Ghanaian fintech, SecondSTAX, has raised $1.6 million pre-seed funding to facilitate its mission in promoting Pan-African cross-border capital investments through financial technology.
Asides broadening its reach, the fund will enable the startup to add more brilliant minds to its team, and strengthen its technology by developing more features around clients’ demand.
Founded by Duke Lartey and Eugene Tawiah, who has garnered experience from Goldman Sachs and ran various consulting and tech jobs for firms in financial services and capital markets, SecondSTAX received the fund from private investors and venture capital firms, including LoftyInc Capital and STEMeIn.
Announcing its launch today, SecondSTAX is building innovative tools to enable and enhance intra-Africa capital and investment flows, reducing the siloed state of African stock and bond markets. The company provides easy-to-use and efficient route for wealth in Africa and global capital to fund investments in a wider range of African countries.

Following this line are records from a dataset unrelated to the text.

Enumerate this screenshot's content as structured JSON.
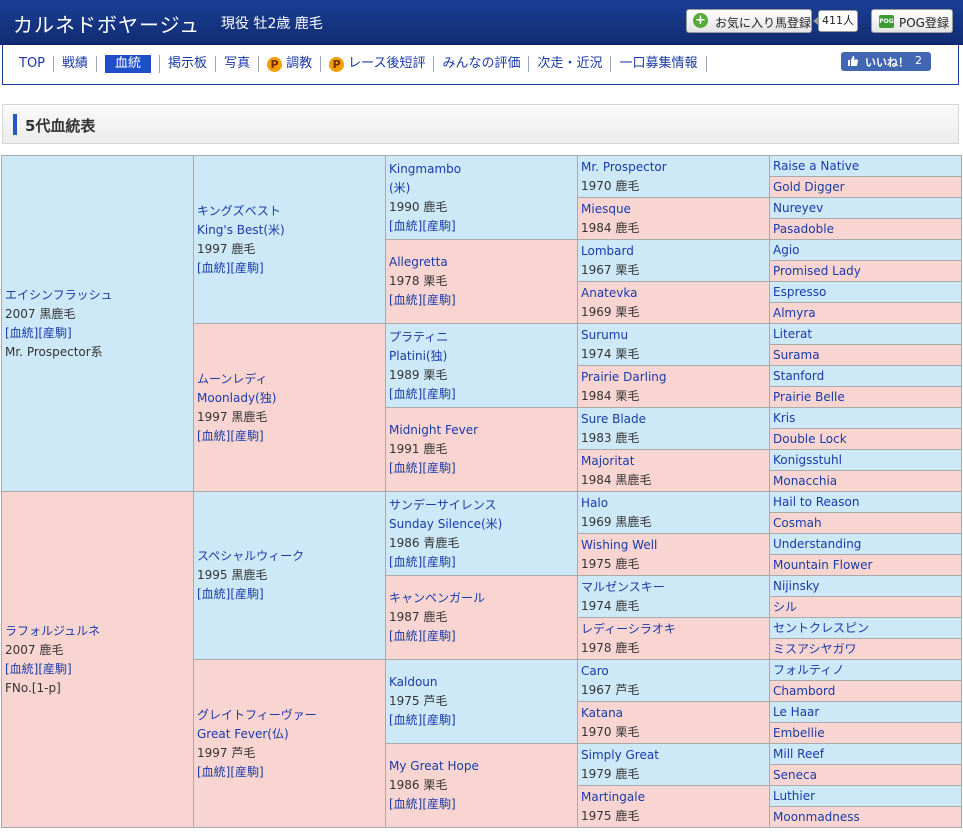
{
  "header": {
    "horse_name": "カルネドボヤージュ",
    "meta": "現役 牡2歳 鹿毛",
    "fav_label": "お気に入り馬登録",
    "fav_count": "411人",
    "pog_icon_text": "POG",
    "pog_label": "POG登録"
  },
  "nav": {
    "items": [
      "TOP",
      "戦績",
      "血統",
      "掲示板",
      "写真",
      "調教",
      "レース後短評",
      "みんなの評価",
      "次走・近況",
      "一口募集情報"
    ],
    "active": "血統",
    "p_badge": "P",
    "like_label": "いいね！",
    "like_count": "2"
  },
  "section": {
    "title": "5代血統表"
  },
  "links": {
    "blood": "[血統]",
    "produce": "[産駒]"
  },
  "pedigree": {
    "g1": [
      {
        "name": "エイシンフラッシュ",
        "info": "2007 黒鹿毛",
        "line": "Mr. Prospector系"
      },
      {
        "name": "ラフォルジュルネ",
        "info": "2007 鹿毛",
        "line": "FNo.[1-p]"
      }
    ],
    "g2": [
      {
        "name": "キングズベスト",
        "name2": "King's Best(米)",
        "info": "1997 鹿毛"
      },
      {
        "name": "ムーンレディ",
        "name2": "Moonlady(独)",
        "info": "1997 黒鹿毛"
      },
      {
        "name": "スペシャルウィーク",
        "name2": "",
        "info": "1995 黒鹿毛"
      },
      {
        "name": "グレイトフィーヴァー",
        "name2": "Great Fever(仏)",
        "info": "1997 芦毛"
      }
    ],
    "g3": [
      {
        "name": "Kingmambo",
        "name2": "(米)",
        "info": "1990 鹿毛"
      },
      {
        "name": "Allegretta",
        "name2": "",
        "info": "1978 栗毛"
      },
      {
        "name": "プラティニ",
        "name2": "Platini(独)",
        "info": "1989 栗毛"
      },
      {
        "name": "Midnight Fever",
        "name2": "",
        "info": "1991 鹿毛"
      },
      {
        "name": "サンデーサイレンス",
        "name2": "Sunday Silence(米)",
        "info": "1986 青鹿毛"
      },
      {
        "name": "キャンペンガール",
        "name2": "",
        "info": "1987 鹿毛"
      },
      {
        "name": "Kaldoun",
        "name2": "",
        "info": "1975 芦毛"
      },
      {
        "name": "My Great Hope",
        "name2": "",
        "info": "1986 栗毛"
      }
    ],
    "g4": [
      {
        "name": "Mr. Prospector",
        "info": "1970 鹿毛"
      },
      {
        "name": "Miesque",
        "info": "1984 鹿毛"
      },
      {
        "name": "Lombard",
        "info": "1967 栗毛"
      },
      {
        "name": "Anatevka",
        "info": "1969 栗毛"
      },
      {
        "name": "Surumu",
        "info": "1974 栗毛"
      },
      {
        "name": "Prairie Darling",
        "info": "1984 栗毛"
      },
      {
        "name": "Sure Blade",
        "info": "1983 鹿毛"
      },
      {
        "name": "Majoritat",
        "info": "1984 黒鹿毛"
      },
      {
        "name": "Halo",
        "info": "1969 黒鹿毛"
      },
      {
        "name": "Wishing Well",
        "info": "1975 鹿毛"
      },
      {
        "name": "マルゼンスキー",
        "info": "1974 鹿毛"
      },
      {
        "name": "レディーシラオキ",
        "info": "1978 鹿毛"
      },
      {
        "name": "Caro",
        "info": "1967 芦毛"
      },
      {
        "name": "Katana",
        "info": "1970 栗毛"
      },
      {
        "name": "Simply Great",
        "info": "1979 鹿毛"
      },
      {
        "name": "Martingale",
        "info": "1975 鹿毛"
      }
    ],
    "g5": [
      "Raise a Native",
      "Gold Digger",
      "Nureyev",
      "Pasadoble",
      "Agio",
      "Promised Lady",
      "Espresso",
      "Almyra",
      "Literat",
      "Surama",
      "Stanford",
      "Prairie Belle",
      "Kris",
      "Double Lock",
      "Konigsstuhl",
      "Monacchia",
      "Hail to Reason",
      "Cosmah",
      "Understanding",
      "Mountain Flower",
      "Nijinsky",
      "シル",
      "セントクレスピン",
      "ミスアシヤガワ",
      "フォルティノ",
      "Chambord",
      "Le Haar",
      "Embellie",
      "Mill Reef",
      "Seneca",
      "Luthier",
      "Moonmadness"
    ]
  }
}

The goal is to reduce the number of manual steps, the total amount of time required, and the associated costs the investor is encumbered with when making a cross-border transaction. Africa is at the precipice of economic greatness and our task is simple: to reimagine African capital markets. This is our phenomenal contribution to making that economic milestone a reality.
SecondSTAX also provides access to debt and equity securities across multiple African bonds and stock exchanges. The B2B capital markets infrastructure platform seeks to assist investment firms outside Africa that want to invest in emerging and frontier economies on the continent.
Investment firms onboarded on its platform can also hold assets in various currencies, thereby reducing single currency risk and reducing the volatility in their returns, whether in Africa or elsewhere.
Asides Ghana, the fintech has its eyes set on African countries such as Kenya, Nigeria, South Africa, Morocco and Egypt. The fund will enable the company’s launch in these countries by the end of the year.